“This trade war is cutting the legs out from under farmers,” says Senator Ben Sasse (R‑Neb.), “and White House’s ‘plan’ is to spend $12 billion on gold crutches.”
Referring to Donald Trump’s tariff brinksmanship with China, Sasse is decrying Trump’s request to Congress for compensatory farm subsidies. Sasse insists that “America’s farmers don’t want to be paid to lose” — but regardless of what farmers want, we should want free trade.
Tariffs are taxes. Consumers ultimately pay for them all.
Trump’s requested “crutches” is just another example of a bad government program leading to another, “compensatory” bad government program.
Old story. Too familiar.
The senator is right to be alarmed by the Trump “administration’s tariffs and bailouts,” for the president is playing a most dangerous game. Trade wars are not mutually beneficial. Trade is.
Of course, if the ultimate result is an end to all trade barriers — as Trump himself demanded regarding the EU — then … could it be worth it?
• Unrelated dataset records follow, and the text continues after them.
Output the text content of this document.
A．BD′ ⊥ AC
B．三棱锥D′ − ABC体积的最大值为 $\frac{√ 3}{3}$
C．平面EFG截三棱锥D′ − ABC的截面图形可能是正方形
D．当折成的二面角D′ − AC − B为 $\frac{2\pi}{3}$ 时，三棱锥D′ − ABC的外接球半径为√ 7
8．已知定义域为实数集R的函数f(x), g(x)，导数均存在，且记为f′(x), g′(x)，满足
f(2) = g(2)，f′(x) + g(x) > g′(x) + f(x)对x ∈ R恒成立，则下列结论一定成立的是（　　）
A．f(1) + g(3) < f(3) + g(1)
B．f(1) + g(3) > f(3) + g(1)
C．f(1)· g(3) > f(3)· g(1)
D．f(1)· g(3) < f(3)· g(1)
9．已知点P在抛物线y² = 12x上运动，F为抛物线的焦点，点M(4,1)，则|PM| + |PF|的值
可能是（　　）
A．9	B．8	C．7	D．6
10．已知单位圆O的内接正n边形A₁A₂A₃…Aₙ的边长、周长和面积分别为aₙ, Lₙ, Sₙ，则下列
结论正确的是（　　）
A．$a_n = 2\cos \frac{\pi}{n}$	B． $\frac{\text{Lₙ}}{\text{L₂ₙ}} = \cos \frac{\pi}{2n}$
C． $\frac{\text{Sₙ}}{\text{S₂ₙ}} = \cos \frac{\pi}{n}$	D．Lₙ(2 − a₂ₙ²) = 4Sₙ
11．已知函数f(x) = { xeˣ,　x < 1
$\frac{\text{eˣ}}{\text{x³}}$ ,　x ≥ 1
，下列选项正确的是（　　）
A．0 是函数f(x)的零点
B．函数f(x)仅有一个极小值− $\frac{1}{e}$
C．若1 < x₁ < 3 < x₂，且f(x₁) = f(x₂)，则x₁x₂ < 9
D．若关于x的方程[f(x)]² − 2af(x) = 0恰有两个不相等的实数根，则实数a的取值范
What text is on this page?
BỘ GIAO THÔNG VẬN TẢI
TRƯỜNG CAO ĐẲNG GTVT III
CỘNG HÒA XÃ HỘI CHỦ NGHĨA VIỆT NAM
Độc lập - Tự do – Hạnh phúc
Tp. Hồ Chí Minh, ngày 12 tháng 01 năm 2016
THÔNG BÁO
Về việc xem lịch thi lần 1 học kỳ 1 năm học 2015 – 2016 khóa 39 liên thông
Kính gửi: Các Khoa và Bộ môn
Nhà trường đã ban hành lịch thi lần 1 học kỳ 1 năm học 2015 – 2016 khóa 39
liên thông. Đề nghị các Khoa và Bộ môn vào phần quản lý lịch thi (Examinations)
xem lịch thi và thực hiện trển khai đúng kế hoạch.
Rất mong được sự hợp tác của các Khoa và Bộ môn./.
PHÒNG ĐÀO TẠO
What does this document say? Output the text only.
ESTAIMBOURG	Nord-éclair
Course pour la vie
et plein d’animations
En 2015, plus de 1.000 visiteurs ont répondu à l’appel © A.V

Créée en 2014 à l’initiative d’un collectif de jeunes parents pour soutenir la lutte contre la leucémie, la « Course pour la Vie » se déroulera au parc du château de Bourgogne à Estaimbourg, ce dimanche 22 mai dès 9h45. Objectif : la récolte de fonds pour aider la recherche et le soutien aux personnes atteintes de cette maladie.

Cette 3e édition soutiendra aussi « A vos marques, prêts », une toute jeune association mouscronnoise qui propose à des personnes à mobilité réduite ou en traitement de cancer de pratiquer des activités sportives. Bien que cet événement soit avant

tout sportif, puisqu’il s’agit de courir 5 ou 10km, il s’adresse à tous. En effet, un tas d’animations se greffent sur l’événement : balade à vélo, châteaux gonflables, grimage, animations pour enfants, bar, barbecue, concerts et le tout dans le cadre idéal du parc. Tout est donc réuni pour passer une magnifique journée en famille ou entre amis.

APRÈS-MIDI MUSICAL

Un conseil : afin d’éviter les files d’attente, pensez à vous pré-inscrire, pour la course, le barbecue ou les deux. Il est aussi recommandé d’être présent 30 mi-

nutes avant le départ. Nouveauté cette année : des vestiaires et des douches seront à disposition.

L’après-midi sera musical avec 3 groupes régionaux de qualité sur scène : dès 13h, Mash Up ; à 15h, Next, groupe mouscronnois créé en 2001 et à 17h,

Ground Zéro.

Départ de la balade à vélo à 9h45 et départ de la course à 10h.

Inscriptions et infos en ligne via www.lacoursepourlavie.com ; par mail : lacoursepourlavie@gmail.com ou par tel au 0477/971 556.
One thing’s for certain: the history of protectionist brinksmanship is not pretty. Sasse himself predicts that Trump’s tariff hikes “aren’t going to make America great again, they’re just going to make it 1929 again.”
Sasse is referring to the passing of the Smoot-Hawley Tariff Act of 1929, which led not only to a spooked Wall Street, but to bank failures and retaliatory protectionism from other countries.
And a worldwide depression. And world war.
But is Trump really a secret free trader,* using tariffs in a game of chicken with trading partners?
This just in, from The Guardian: “Trump and EU officials agree to work toward ‘zero tariff’ deal.”
Stay tuned.
This is Common Sense. I’m Paul Jacob.
* We could be forgiven for thinking him an old-fashioned protectionist, considering his repeated insistence that “Tariffs are the greatest!” But with Trump, maybe we should never take him literally.